Park in Seattle, Washington, United States

Kinnear Park is a 14.1 acre park on the southwest slope of Queen Anne Hill in Seattle, Washington, United States located between W. Olympic Place on the northeast, W. Mercer Place and Elliott Avenue W. on the southwest, the 9th Avenue W. right of way on the west, and the 6th Avenue W. right of way on the east. It is two-tiered, with a lawn and open space atop the cliff, and a wooded area below.

==History==

Kinnear Park is named for local real estate developer George Kinnear, who sold an 11 acre parcel of land to the city for a dollar in 1887. He donated a second parcel of 3 acre in 1897. While work on the park had already begun when E. O. Schwagerl was appointed Seattle's superintendent of parks in 1892, he greatly influenced its design as its landscape architect, directing the planting and the construction of various amenities.

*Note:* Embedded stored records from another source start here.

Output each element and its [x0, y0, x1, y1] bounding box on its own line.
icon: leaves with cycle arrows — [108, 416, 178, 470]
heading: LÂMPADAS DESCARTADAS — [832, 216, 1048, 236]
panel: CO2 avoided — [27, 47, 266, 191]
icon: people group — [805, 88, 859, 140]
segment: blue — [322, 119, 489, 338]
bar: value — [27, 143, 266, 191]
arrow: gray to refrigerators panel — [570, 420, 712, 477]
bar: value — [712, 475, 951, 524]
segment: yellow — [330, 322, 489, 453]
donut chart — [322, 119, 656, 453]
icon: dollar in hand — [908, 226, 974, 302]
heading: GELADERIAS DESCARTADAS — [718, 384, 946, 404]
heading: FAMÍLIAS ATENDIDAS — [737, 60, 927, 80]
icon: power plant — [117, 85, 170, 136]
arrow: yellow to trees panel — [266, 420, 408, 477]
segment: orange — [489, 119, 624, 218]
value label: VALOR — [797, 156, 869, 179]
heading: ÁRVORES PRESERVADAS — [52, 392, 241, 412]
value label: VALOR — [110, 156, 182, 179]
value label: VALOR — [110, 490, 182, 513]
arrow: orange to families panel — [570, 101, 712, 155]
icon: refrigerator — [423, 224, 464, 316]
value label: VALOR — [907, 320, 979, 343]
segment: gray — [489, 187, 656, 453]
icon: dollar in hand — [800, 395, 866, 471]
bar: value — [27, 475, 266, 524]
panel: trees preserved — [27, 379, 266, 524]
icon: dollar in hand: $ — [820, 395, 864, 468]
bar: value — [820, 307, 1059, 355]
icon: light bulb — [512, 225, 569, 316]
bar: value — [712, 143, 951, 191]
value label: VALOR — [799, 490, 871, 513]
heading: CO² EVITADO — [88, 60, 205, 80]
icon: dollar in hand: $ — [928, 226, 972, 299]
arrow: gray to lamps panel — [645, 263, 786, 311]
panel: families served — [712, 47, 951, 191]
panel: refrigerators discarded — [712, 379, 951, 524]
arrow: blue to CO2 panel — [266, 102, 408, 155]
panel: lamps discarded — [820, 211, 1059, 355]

In 1903, John C. Olmsted was commissioned to prepare a comprehensive parks plan for Seattle. Although Kinnear Park had already been completed, he approved of its design, saying in his report, "the park is pleasing in detail and extremely valuable, owing to the fine views which it commands over the Sound. It is a good sample of the miles of similar bluff parks which it is hoped the city will eventually have," and including the park in his overall plan.

It has been designated a Seattle landmark by the city government.